Under a block grant, total health center revenues generated by the Medicaid expansion population would drop 92% and 58% for traditional enrollees by 2024, according to a study published in the Milbank Quarterly.
In non-expansion states, block grants would reduce health center revenues for traditional Medicaid enrollees by 38%. The percentage drop is higher for expansion populations because the federal government has covered 100% of the cost of this population since the expansion went into effect in 2014. And its share will dip to 90 percent starting in 2020.
The team at Milken Institute School of Public Health at the George Washington University found that another fixed-funding approach, per-capita caps, which limit average spending per person, would decrease health center revenues from the expansion population by 78%, and by 3% for traditional Medicaid enrollees. In non-expansion states, the per-capita cap would reduce health center revenues generated by traditional Medicaid enrollees by 2%.
WHAT’S THE IMPACT
Accounting for inflation of medical costs, and applying federal contributions to each state using 2016 expenditures as the baseline, the analysis found that both approaches would lead to diminished capacity at health centers in most states unless states are able to offset the financial shortfalls. Projected health center revenue reductions would vary by state, but the study shows that either a block grant or per-capita caps would have very similar effects on individual states.
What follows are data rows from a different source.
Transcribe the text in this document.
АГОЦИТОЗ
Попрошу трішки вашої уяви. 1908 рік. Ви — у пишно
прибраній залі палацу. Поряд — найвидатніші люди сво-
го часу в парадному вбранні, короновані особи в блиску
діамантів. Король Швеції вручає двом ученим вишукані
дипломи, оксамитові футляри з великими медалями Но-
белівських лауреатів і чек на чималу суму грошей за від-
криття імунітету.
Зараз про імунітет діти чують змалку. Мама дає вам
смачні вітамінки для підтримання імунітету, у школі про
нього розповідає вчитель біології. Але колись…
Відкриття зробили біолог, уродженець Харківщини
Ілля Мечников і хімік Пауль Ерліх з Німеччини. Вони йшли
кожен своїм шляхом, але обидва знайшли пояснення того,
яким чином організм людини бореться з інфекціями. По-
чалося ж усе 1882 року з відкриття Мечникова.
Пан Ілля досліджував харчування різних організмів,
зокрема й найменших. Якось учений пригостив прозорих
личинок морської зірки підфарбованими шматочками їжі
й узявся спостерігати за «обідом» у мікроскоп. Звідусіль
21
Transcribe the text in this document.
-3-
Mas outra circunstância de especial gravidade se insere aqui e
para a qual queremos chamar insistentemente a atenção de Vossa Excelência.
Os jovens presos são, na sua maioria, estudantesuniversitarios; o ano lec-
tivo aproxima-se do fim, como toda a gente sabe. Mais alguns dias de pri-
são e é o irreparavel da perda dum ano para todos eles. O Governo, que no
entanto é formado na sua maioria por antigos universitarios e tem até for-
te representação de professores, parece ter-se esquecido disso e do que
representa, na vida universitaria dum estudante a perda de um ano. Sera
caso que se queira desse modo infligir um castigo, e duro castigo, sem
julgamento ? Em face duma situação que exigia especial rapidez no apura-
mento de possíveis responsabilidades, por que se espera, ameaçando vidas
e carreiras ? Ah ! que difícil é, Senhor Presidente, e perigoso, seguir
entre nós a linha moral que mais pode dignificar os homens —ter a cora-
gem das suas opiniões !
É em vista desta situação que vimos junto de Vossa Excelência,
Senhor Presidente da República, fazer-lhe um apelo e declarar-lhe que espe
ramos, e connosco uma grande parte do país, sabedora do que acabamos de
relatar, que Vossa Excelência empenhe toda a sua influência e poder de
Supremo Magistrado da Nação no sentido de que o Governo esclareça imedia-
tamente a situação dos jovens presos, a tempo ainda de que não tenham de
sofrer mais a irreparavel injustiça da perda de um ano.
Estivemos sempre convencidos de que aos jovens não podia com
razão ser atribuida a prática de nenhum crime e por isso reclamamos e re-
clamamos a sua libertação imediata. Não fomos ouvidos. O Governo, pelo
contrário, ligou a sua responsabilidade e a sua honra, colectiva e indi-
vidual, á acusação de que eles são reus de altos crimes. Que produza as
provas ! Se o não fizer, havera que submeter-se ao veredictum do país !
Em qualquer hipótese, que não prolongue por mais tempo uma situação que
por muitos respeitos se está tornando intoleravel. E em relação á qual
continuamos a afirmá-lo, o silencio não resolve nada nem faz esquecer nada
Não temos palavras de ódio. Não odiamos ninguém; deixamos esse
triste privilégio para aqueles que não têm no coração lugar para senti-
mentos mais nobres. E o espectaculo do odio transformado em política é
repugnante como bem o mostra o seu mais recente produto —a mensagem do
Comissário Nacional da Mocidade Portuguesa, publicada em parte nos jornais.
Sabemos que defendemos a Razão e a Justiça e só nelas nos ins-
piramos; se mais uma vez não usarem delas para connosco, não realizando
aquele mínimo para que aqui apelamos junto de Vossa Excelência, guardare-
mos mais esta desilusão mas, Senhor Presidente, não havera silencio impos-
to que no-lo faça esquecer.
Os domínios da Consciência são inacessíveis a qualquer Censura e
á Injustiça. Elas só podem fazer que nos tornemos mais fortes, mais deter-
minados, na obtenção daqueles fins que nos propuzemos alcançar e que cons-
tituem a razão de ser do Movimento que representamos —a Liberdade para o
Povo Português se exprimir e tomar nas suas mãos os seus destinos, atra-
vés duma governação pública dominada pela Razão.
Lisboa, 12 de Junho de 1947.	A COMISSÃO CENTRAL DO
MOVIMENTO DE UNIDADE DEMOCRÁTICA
Assuming no cuts in Medicaid enrollment but adjustments to scope of benefits, 2024 revenue loss projections total about $ 7 billion under a block grant scenario, and about $ 6 billion in a per-capita scenario.
The current administration has encouraged states to submit block grant waivers to the Centers for Medicare and Medicaid Services, and in 2017, Congress considered block grants and per-capita cap proposals as a way to reduce federal Medicaid expenditures. Last month, Tennessee made public its plan to convert federal financing for its Medicaid program to a “hybrid” block grant in which funding would be adjusted upward if enrollment grows.
THE LARGER TREND
The impact on Medicaid expansion states would be particularly pronounced, potentially undermining some of the positive results that have been achieved through expansion. Counties in expansion states had fewer deaths annually from heart disease compared to areas that did not expand Medicaid, and the five states that first adopted Medicaid expansion saw larger increases in colorectal cancer screening.
Hospitals, physicians and insurer groups are united in wanting to preserve the Affordable Care Act and have defended it in briefs filed with the Fifth Circuit Court of Appeals.
The American Hospital Association, the American Medical Association and America’s Health Insurance Plans are among groups that are fighting a lower court ruling in Texas that struck down the law.
Opposing them is the Department of Justice, which in March reversed an earlier opinion and sided with the Texas judge who ruled that without the individual mandate, the entire ACA has no constitutional standing.